Iqaluit currently gets its stone from a coastal quarry site between Cape Dorset and Kimmirut.
A temporary closure of that site for safety reasons in September 2004 has left the city without soapstone, at least until this summer.
Discovered in 1998 during a Geological Survey of Canada mapping project, the site has only been visited once.
With the new site located 100 kilometres inland, it would be difficult to get the stone into the city, according to Michael Hine, vice-president of the NWT and Nunavut Chamber of Mines.
At least $20,000, access to a helicopter, an assortment of tools and people willing to work would be needed before the site is even close to being quarried, Hine said.
To make the trip worthwhile, quarriers would have to stay overnight and tents would have to be set up.

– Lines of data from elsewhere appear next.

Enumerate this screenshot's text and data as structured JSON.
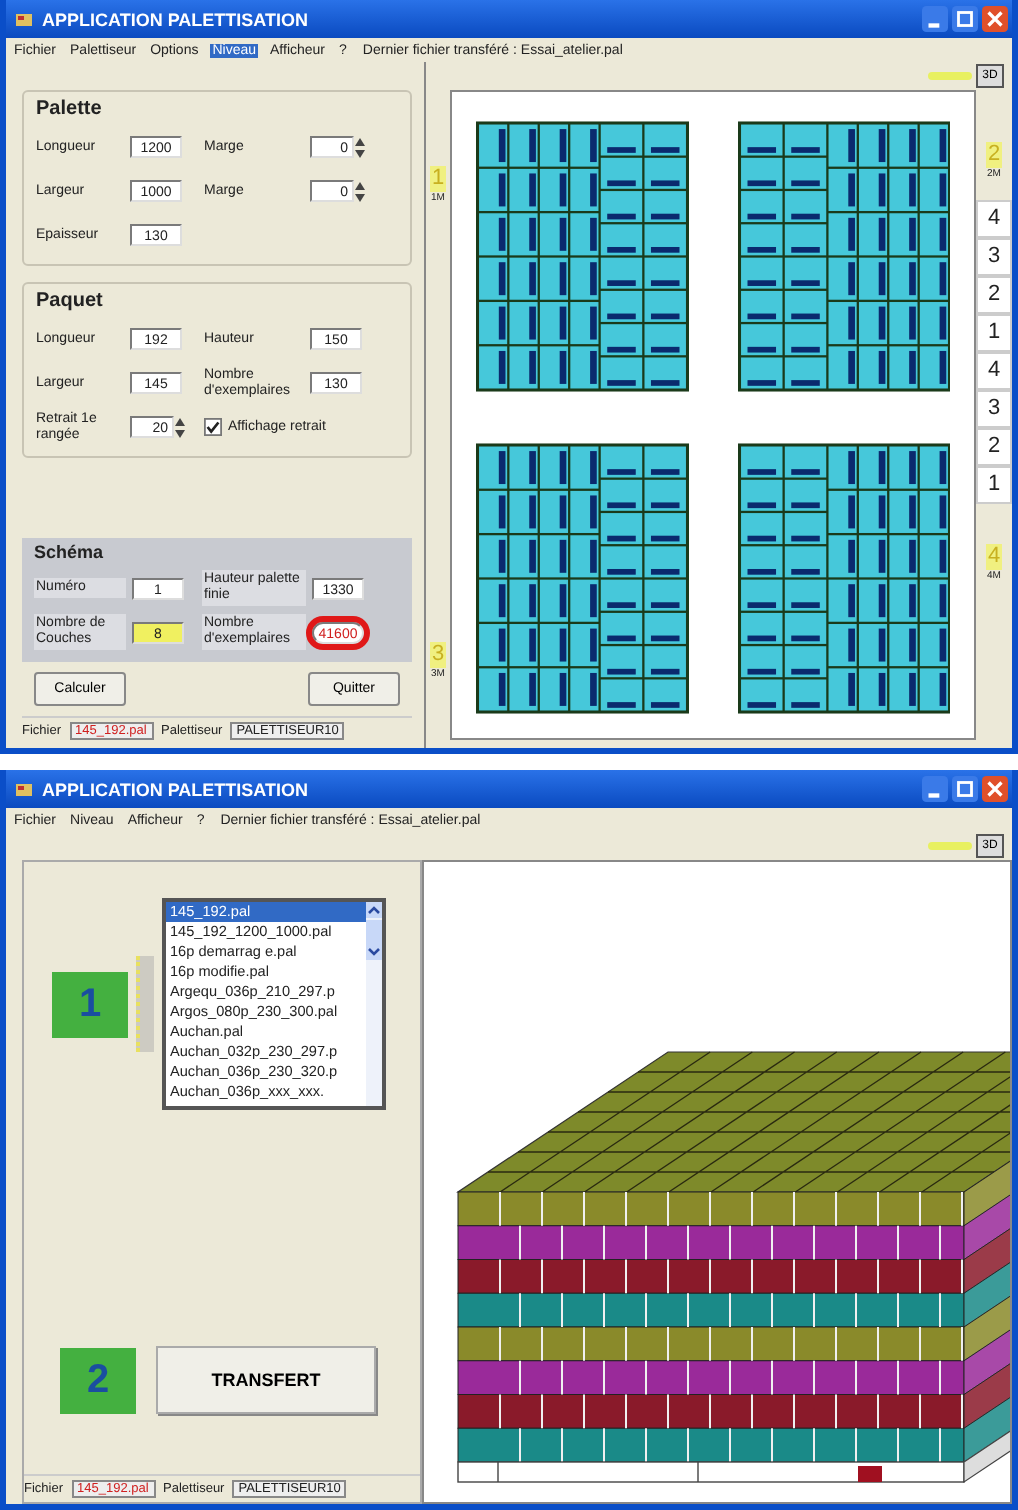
{
  "layout_window": {
    "title": "APPLICATION PALETTISATION",
    "menu": [
      {
        "label": "Fichier",
        "selected": false
      },
      {
        "label": "Palettiseur",
        "selected": false
      },
      {
        "label": "Options",
        "selected": false
      },
      {
        "label": "Niveau",
        "selected": true
      },
      {
        "label": "Afficheur",
        "selected": false
      },
      {
        "label": "?",
        "selected": false
      }
    ],
    "last_file": "Dernier fichier transféré : Essai_atelier.pal",
    "view_button": "3D",
    "groups": [
      {
        "title": "Palette",
        "rows": [
          [
            {
              "kind": "field",
              "label": "Longueur",
              "value": "1200"
            },
            {
              "kind": "spin",
              "label": "Marge",
              "value": "0"
            }
          ],
          [
            {
              "kind": "field",
              "label": "Largeur",
              "value": "1000"
            },
            {
              "kind": "spin",
              "label": "Marge",
              "value": "0"
            }
          ],
          [
            {
              "kind": "field",
              "label": "Epaisseur",
              "value": "130"
            }
          ]
        ]
      },
      {
        "title": "Paquet",
        "rows": [
          [
            {
              "kind": "field",
              "label": "Longueur",
              "value": "192"
            },
            {
              "kind": "field",
              "label": "Hauteur",
              "value": "150"
            }
          ],
          [
            {
              "kind": "field",
              "label": "Largeur",
              "value": "145"
            },
            {
              "kind": "field",
              "label": "Nombre d'exemplaires",
              "value": "130"
            }
          ],
          [
            {
              "kind": "spin",
              "label": "Retrait 1e rangée",
              "value": "20"
            },
            {
              "kind": "checkbox",
              "label": "Affichage retrait",
              "checked": true
            }
          ]
        ]
      }
    ],
    "schema": {
      "title": "Schéma",
      "rows": [
        [
          {
            "label": "Numéro",
            "value": "1",
            "highlight": false,
            "circled": false
          },
          {
            "label": "Hauteur palette finie",
            "value": "1330",
            "highlight": false,
            "circled": false
          }
        ],
        [
          {
            "label": "Nombre de Couches",
            "value": "8",
            "highlight": true,
            "circled": false
          },
          {
            "label": "Nombre d'exemplaires",
            "value": "41600",
            "highlight": false,
            "circled": true
          }
        ]
      ]
    },
    "buttons": [
      "Calculer",
      "Quitter"
    ],
    "quadrants": [
      {
        "number": "1",
        "size": "1M"
      },
      {
        "number": "2",
        "size": "2M"
      },
      {
        "number": "3",
        "size": "3M"
      },
      {
        "number": "4",
        "size": "4M"
      }
    ],
    "layer_numbers": [
      "4",
      "3",
      "2",
      "1",
      "4",
      "3",
      "2",
      "1"
    ],
    "status": {
      "file_label": "Fichier",
      "file": "145_192.pal",
      "palettiser_label": "Palettiseur",
      "palettiser": "PALETTISEUR10"
    }
  },
  "transfer_window": {
    "title": "APPLICATION PALETTISATION",
    "menu": [
      {
        "label": "Fichier",
        "selected": false
      },
      {
        "label": "Niveau",
        "selected": false
      },
      {
        "label": "Afficheur",
        "selected": false
      },
      {
        "label": "?",
        "selected": false
      }
    ],
    "last_file": "Dernier fichier transféré : Essai_atelier.pal",
    "view_button": "3D",
    "step_1": "1",
    "step_2": "2",
    "files": [
      {
        "name": "145_192.pal",
        "selected": true
      },
      {
        "name": "145_192_1200_1000.pal",
        "selected": false
      },
      {
        "name": "16p demarrag e.pal",
        "selected": false
      },
      {
        "name": "16p modifie.pal",
        "selected": false
      },
      {
        "name": "Argequ_036p_210_297.p",
        "selected": false
      },
      {
        "name": "Argos_080p_230_300.pal",
        "selected": false
      },
      {
        "name": "Auchan.pal",
        "selected": false
      },
      {
        "name": "Auchan_032p_230_297.p",
        "selected": false
      },
      {
        "name": "Auchan_036p_230_320.p",
        "selected": false
      },
      {
        "name": "Auchan_036p_xxx_xxx.",
        "selected": false
      }
    ],
    "transfer_button": "TRANSFERT",
    "status": {
      "file_label": "Fichier",
      "file": "145_192.pal",
      "palettiser_label": "Palettiseur",
      "palettiser": "PALETTISEUR10"
    }
  }
}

"At the end of the day, you're going to have to bring in some equipment," Hine said.
Having visited the site in 1998, Hine says it's large, with good potential for quality stone, though a few weeks of prospecting would help verify the initial findings.
A couple of stones were brought back for carvers to work on, but "a couple of pieces versus enough to keep the place supplied are two different things."

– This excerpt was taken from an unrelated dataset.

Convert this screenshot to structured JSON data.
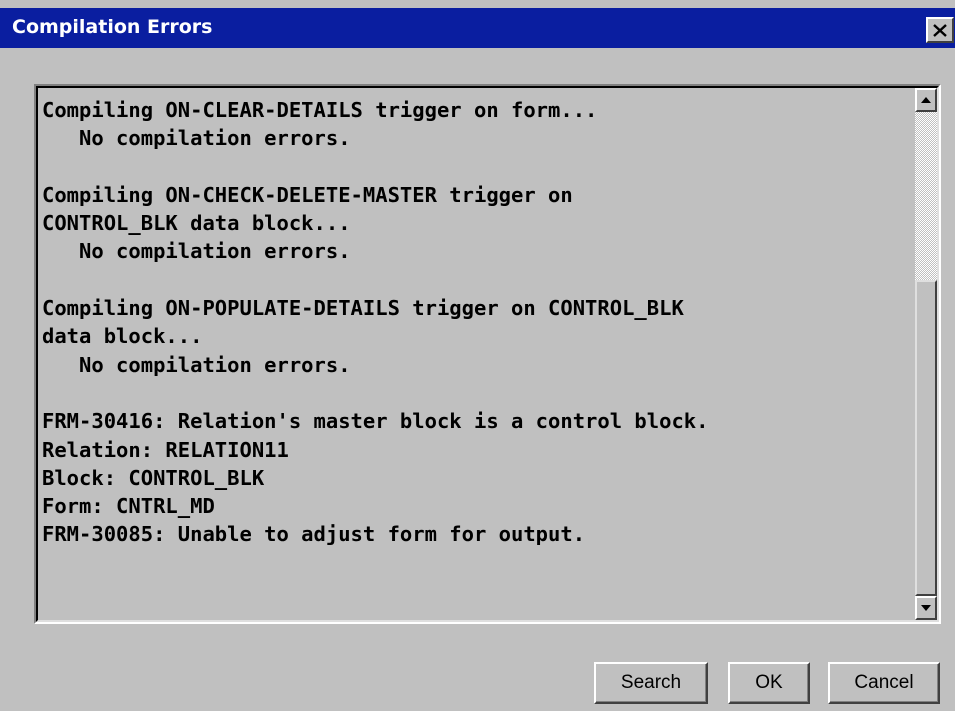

If the money was found and prospecting began this spring, Hine says the site could be producing stone by the fall.
"It could get done, but it would take an amount of time, money and effort from a number of parties - principally carvers."
Federal and territorial grant programs may be available to help get the site operational.
In response to the need for an adequate supply of soapstone across the territory, the Government of Nunavut wants to develop a list of potential stone quarry sites.